This laconic Lancashire man is descended from Norse invaders, and like some mead swilling Viking marauding his way through a hapless baggy green village he proved an irresistible force with both bat and ball.
It was a nightmare on an English pitch, and Freddie was the Kruger-esque monster of the piece.
Flintoff was the difference in a tight series that first turned on the twisted ankle of Glenn McGrath.
It finished with Flintoff being awarded everything from Man of the Series to the rather more exciting sounding (and where Freddie is concerned, dangerously inviting) Freedom of the City of Preston.
When Australia returned to the antipodes with their Ashes dreams shattered, a proverbial penny dropped.
We need a ‘Freddie’.
Thus the Ashes tour of 2005 set the ball rolling for the epic quest to find Australia’s analogous answer, an obsessive search for a cricketing saviour equal parts leather-flinger and willow-wielder.
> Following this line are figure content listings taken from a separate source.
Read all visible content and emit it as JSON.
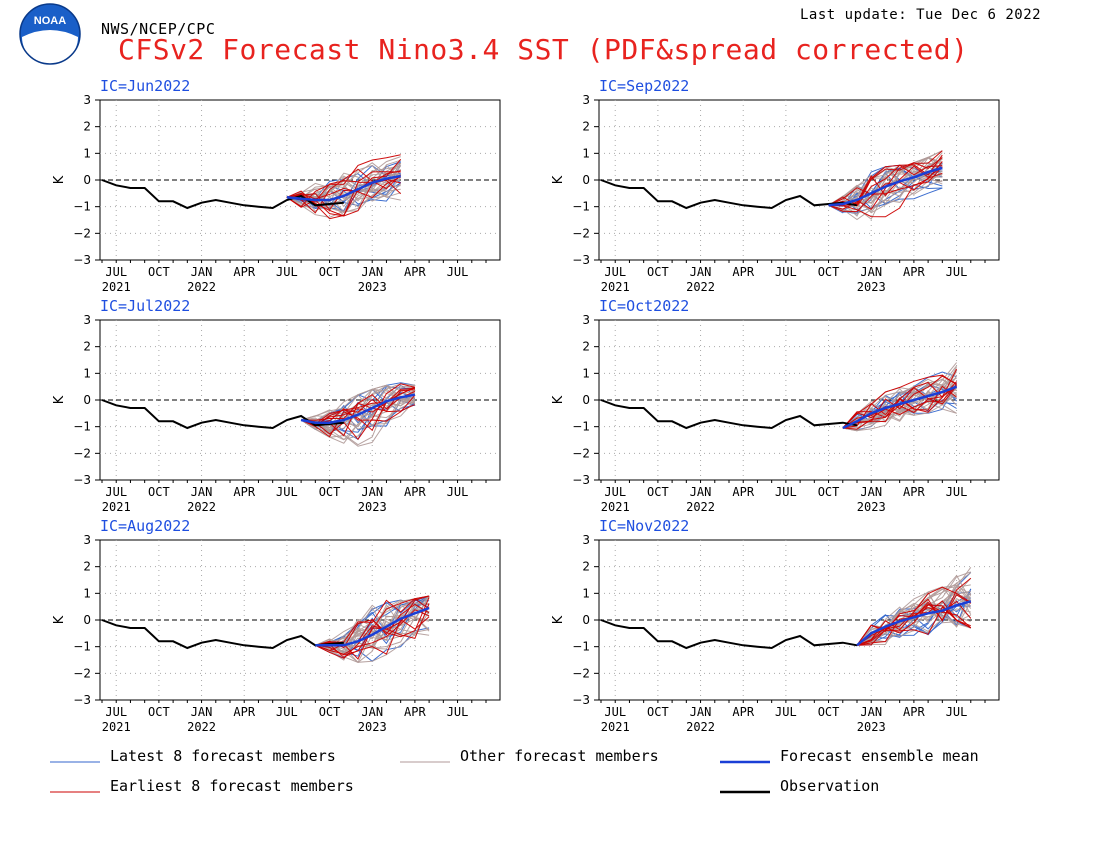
{
  "header": {
    "agency": "NWS/NCEP/CPC",
    "last_update": "Last update: Tue Dec 6 2022",
    "title": "CFSv2 Forecast Nino3.4 SST (PDF&spread corrected)",
    "logo_text": "NOAA"
  },
  "colors": {
    "latest": "#3366cc",
    "earliest": "#cc0000",
    "other": "#b09a98",
    "mean": "#1a3fd6",
    "observation": "#000000",
    "title": "#e8231f",
    "panel_title": "#1f4fe0",
    "grid": "#aaaaaa"
  },
  "legend": [
    {
      "label": "Latest 8 forecast members",
      "key": "latest"
    },
    {
      "label": "Other forecast members",
      "key": "other"
    },
    {
      "label": "Forecast ensemble mean",
      "key": "mean"
    },
    {
      "label": "Earliest 8 forecast members",
      "key": "earliest"
    },
    {
      "label": "Observation",
      "key": "observation"
    }
  ],
  "chart_data": {
    "type": "line",
    "ylabel": "K",
    "ylim": [
      -3,
      3
    ],
    "yticks": [
      3,
      2,
      1,
      0,
      -1,
      -2,
      -3
    ],
    "x_months": [
      "2021-06",
      "2021-07",
      "2021-08",
      "2021-09",
      "2021-10",
      "2021-11",
      "2021-12",
      "2022-01",
      "2022-02",
      "2022-03",
      "2022-04",
      "2022-05",
      "2022-06",
      "2022-07",
      "2022-08",
      "2022-09",
      "2022-10",
      "2022-11",
      "2022-12",
      "2023-01",
      "2023-02",
      "2023-03",
      "2023-04",
      "2023-05",
      "2023-06",
      "2023-07",
      "2023-08",
      "2023-09"
    ],
    "month_ticks": [
      {
        "month": "2021-07",
        "label": "JUL",
        "year": "2021"
      },
      {
        "month": "2021-10",
        "label": "OCT",
        "year": ""
      },
      {
        "month": "2022-01",
        "label": "JAN",
        "year": "2022"
      },
      {
        "month": "2022-04",
        "label": "APR",
        "year": ""
      },
      {
        "month": "2022-07",
        "label": "JUL",
        "year": ""
      },
      {
        "month": "2022-10",
        "label": "OCT",
        "year": ""
      },
      {
        "month": "2023-01",
        "label": "JAN",
        "year": "2023"
      },
      {
        "month": "2023-04",
        "label": "APR",
        "year": ""
      },
      {
        "month": "2023-07",
        "label": "JUL",
        "year": ""
      }
    ],
    "observation": [
      [
        "2021-06",
        0.0
      ],
      [
        "2021-07",
        -0.2
      ],
      [
        "2021-08",
        -0.3
      ],
      [
        "2021-09",
        -0.3
      ],
      [
        "2021-10",
        -0.8
      ],
      [
        "2021-11",
        -0.8
      ],
      [
        "2021-12",
        -1.05
      ],
      [
        "2022-01",
        -0.85
      ],
      [
        "2022-02",
        -0.75
      ],
      [
        "2022-03",
        -0.85
      ],
      [
        "2022-04",
        -0.95
      ],
      [
        "2022-05",
        -1.0
      ],
      [
        "2022-06",
        -1.05
      ],
      [
        "2022-07",
        -0.75
      ],
      [
        "2022-08",
        -0.6
      ],
      [
        "2022-09",
        -0.95
      ],
      [
        "2022-10",
        -0.9
      ],
      [
        "2022-11",
        -0.85
      ],
      [
        "2022-12",
        -0.95
      ]
    ],
    "panels": [
      {
        "ic": "IC=Jun2022",
        "obs_end": "2022-11",
        "start": "2022-07",
        "start_value": -0.65,
        "mean": [
          [
            "2022-07",
            -0.65
          ],
          [
            "2022-08",
            -0.7
          ],
          [
            "2022-09",
            -0.75
          ],
          [
            "2022-10",
            -0.75
          ],
          [
            "2022-11",
            -0.6
          ],
          [
            "2022-12",
            -0.35
          ],
          [
            "2023-01",
            -0.1
          ],
          [
            "2023-02",
            0.05
          ],
          [
            "2023-03",
            0.15
          ]
        ],
        "band_low": [
          -0.7,
          -1.1,
          -1.3,
          -1.55,
          -1.35,
          -1.15,
          -0.9,
          -0.8,
          -0.8
        ],
        "band_high": [
          -0.6,
          -0.25,
          -0.05,
          0.1,
          0.35,
          0.55,
          0.75,
          0.85,
          0.95
        ]
      },
      {
        "ic": "IC=Sep2022",
        "obs_end": "2022-12",
        "start": "2022-10",
        "start_value": -0.95,
        "mean": [
          [
            "2022-10",
            -0.95
          ],
          [
            "2022-11",
            -0.9
          ],
          [
            "2022-12",
            -0.75
          ],
          [
            "2023-01",
            -0.5
          ],
          [
            "2023-02",
            -0.25
          ],
          [
            "2023-03",
            -0.05
          ],
          [
            "2023-04",
            0.1
          ],
          [
            "2023-05",
            0.3
          ],
          [
            "2023-06",
            0.45
          ]
        ],
        "band_low": [
          -1.0,
          -1.35,
          -1.65,
          -1.7,
          -1.4,
          -1.05,
          -0.7,
          -0.5,
          -0.3
        ],
        "band_high": [
          -0.9,
          -0.55,
          -0.1,
          0.3,
          0.5,
          0.55,
          0.65,
          0.85,
          1.1
        ]
      },
      {
        "ic": "IC=Jul2022",
        "obs_end": "2022-11",
        "start": "2022-08",
        "start_value": -0.75,
        "mean": [
          [
            "2022-08",
            -0.75
          ],
          [
            "2022-09",
            -0.85
          ],
          [
            "2022-10",
            -0.85
          ],
          [
            "2022-11",
            -0.75
          ],
          [
            "2022-12",
            -0.55
          ],
          [
            "2023-01",
            -0.3
          ],
          [
            "2023-02",
            -0.05
          ],
          [
            "2023-03",
            0.1
          ],
          [
            "2023-04",
            0.2
          ]
        ],
        "band_low": [
          -0.8,
          -1.1,
          -1.4,
          -1.7,
          -2.0,
          -1.6,
          -1.0,
          -0.6,
          -0.3
        ],
        "band_high": [
          -0.7,
          -0.45,
          -0.3,
          0.0,
          0.2,
          0.4,
          0.55,
          0.65,
          0.55
        ]
      },
      {
        "ic": "IC=Oct2022",
        "obs_end": "2022-12",
        "start": "2022-11",
        "start_value": -1.05,
        "mean": [
          [
            "2022-11",
            -1.05
          ],
          [
            "2022-12",
            -0.8
          ],
          [
            "2023-01",
            -0.5
          ],
          [
            "2023-02",
            -0.3
          ],
          [
            "2023-03",
            -0.15
          ],
          [
            "2023-04",
            0.0
          ],
          [
            "2023-05",
            0.15
          ],
          [
            "2023-06",
            0.3
          ],
          [
            "2023-07",
            0.5
          ]
        ],
        "band_low": [
          -1.1,
          -1.25,
          -1.1,
          -0.95,
          -0.8,
          -0.6,
          -0.5,
          -0.35,
          -0.5
        ],
        "band_high": [
          -1.0,
          -0.35,
          0.0,
          0.3,
          0.55,
          0.7,
          0.85,
          1.05,
          1.45
        ]
      },
      {
        "ic": "IC=Aug2022",
        "obs_end": "2022-11",
        "start": "2022-09",
        "start_value": -0.95,
        "mean": [
          [
            "2022-09",
            -0.95
          ],
          [
            "2022-10",
            -0.95
          ],
          [
            "2022-11",
            -0.95
          ],
          [
            "2022-12",
            -0.8
          ],
          [
            "2023-01",
            -0.55
          ],
          [
            "2023-02",
            -0.25
          ],
          [
            "2023-03",
            0.05
          ],
          [
            "2023-04",
            0.25
          ],
          [
            "2023-05",
            0.45
          ]
        ],
        "band_low": [
          -1.0,
          -1.25,
          -1.5,
          -1.75,
          -1.55,
          -1.3,
          -1.0,
          -0.7,
          -1.15
        ],
        "band_high": [
          -0.9,
          -0.6,
          -0.35,
          0.1,
          0.55,
          0.8,
          0.75,
          0.8,
          0.9
        ]
      },
      {
        "ic": "IC=Nov2022",
        "obs_end": "2022-12",
        "start": "2022-12",
        "start_value": -0.95,
        "mean": [
          [
            "2022-12",
            -0.95
          ],
          [
            "2023-01",
            -0.5
          ],
          [
            "2023-02",
            -0.25
          ],
          [
            "2023-03",
            -0.05
          ],
          [
            "2023-04",
            0.1
          ],
          [
            "2023-05",
            0.25
          ],
          [
            "2023-06",
            0.35
          ],
          [
            "2023-07",
            0.55
          ],
          [
            "2023-08",
            0.7
          ]
        ],
        "band_low": [
          -1.0,
          -1.3,
          -0.95,
          -0.75,
          -0.6,
          -0.55,
          -0.45,
          -0.35,
          -0.3
        ],
        "band_high": [
          -0.9,
          -0.2,
          0.2,
          0.55,
          0.8,
          1.05,
          1.3,
          1.7,
          2.1
        ]
      }
    ]
  }
}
Shane Watson was the preferred candidate, a Flintoff-esque figure in both skill and physique. A player with the potential to hold his place with bat or ball alone: it must be said a potential he is yet to fully realise.
Unfortunately he also owned the tag of being potentially ‘injury prone’, sadly a potential he would realise.
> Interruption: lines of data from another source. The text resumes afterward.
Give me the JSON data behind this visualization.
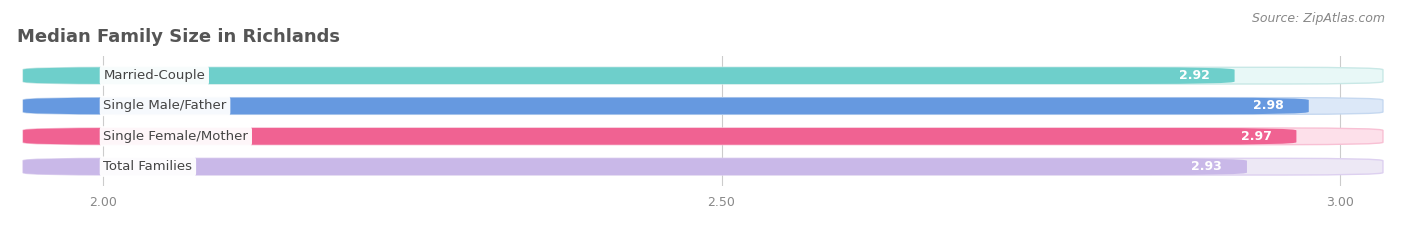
{
  "title": "Median Family Size in Richlands",
  "source": "Source: ZipAtlas.com",
  "categories": [
    "Married-Couple",
    "Single Male/Father",
    "Single Female/Mother",
    "Total Families"
  ],
  "values": [
    2.92,
    2.98,
    2.97,
    2.93
  ],
  "bar_colors": [
    "#6ecfcb",
    "#6699e0",
    "#f06292",
    "#c9b8e8"
  ],
  "bar_bg_colors": [
    "#e8f8f7",
    "#dce8f8",
    "#fde0ea",
    "#ede8f5"
  ],
  "bar_border_colors": [
    "#c8e8e6",
    "#c5d8f0",
    "#f8c0d4",
    "#ddd0f0"
  ],
  "value_label_color": "#ffffff",
  "xlim_min": 1.93,
  "xlim_max": 3.04,
  "xticks": [
    2.0,
    2.5,
    3.0
  ],
  "xtick_labels": [
    "2.00",
    "2.50",
    "3.00"
  ],
  "title_fontsize": 13,
  "source_fontsize": 9,
  "bar_label_fontsize": 9.5,
  "value_fontsize": 9,
  "tick_fontsize": 9,
  "background_color": "#ffffff",
  "grid_color": "#cccccc"
}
As a result of Watson’s injuries many suitors to the role have been tried and discarded with over the past eight years.
Andrew Symonds, Andrew McDonald and most recently Glenn Maxwell, Moises Henriques and Steve Smith all attempted to fill the void.
Henriques and Smith both impressed with the opportunities they were afforded in that erroneous tour of India, and can consider themselves unlucky to not be in the Ashes squad.
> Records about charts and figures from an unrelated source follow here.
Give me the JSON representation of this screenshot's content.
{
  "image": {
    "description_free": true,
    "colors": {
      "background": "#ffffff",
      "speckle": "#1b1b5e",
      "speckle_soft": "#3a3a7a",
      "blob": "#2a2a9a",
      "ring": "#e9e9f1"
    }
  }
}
As it turns out they are making a trip to England, but instead of playing in front of 30,000 parochial, sun-baked soldiers of the Barmy Army, they will play in front of 30 sun-stroked pensioners as members of the Australia A squad.
Australia took three all-rounders the most recent tour of India, four if you include Shane Watson. If you include Watson as an all-rounder on the coming Ashes tour, that number has been halved.
Consistency of selection not only breeds confidence in a playing group, and in this regard I feel the most for Steve Smith.
He will surely be in line for a call up should form or injuries warrant it.
But none of this is to deny our new great all-round hope his opportunity.
Step up James Faulkner, a player selectors believe (and fans hope) has the ability to lay waste to that most reviled of opponents; the English cricketer.
Faulkner has been one of the most consistent performers both domestically and in shorter international fixtures for the best part of a year.
He possesses one of the best all-round games in Australia, his size and style of play not unlike that of Watson or indeed Flintoff at his peak.
Faulkner’s left arm seamers in particular could prove very handy on the swinging decks of the Old Dart. And his batting has improved markedly over this past summer, having lifted his average 10 runs from the previous season.
In fact with youth on his side, his potential as a match-winner may surpass that of Watson at a similar stage in his career.
And lets face it, his ability to call on a little bit of that curiously Australian ‘mongrel’ trait will ruffle a few pommy feathers and assure him a special place in the hearts of his English opponents and their fans.
Faulkner is not assured of a start in the coming series, though Clarke and the powers that be could do worse than throw him in as the specialist all-rounder, at the very least it would allow Watson to continue concentrating on being a batsman.
If he does get an opportunity let’s hope the young man from the apple isle can become the apple in the eyes of every Australian cricket fan bythe wind up a few straight English backs and helping the baggy greens bring home the urn.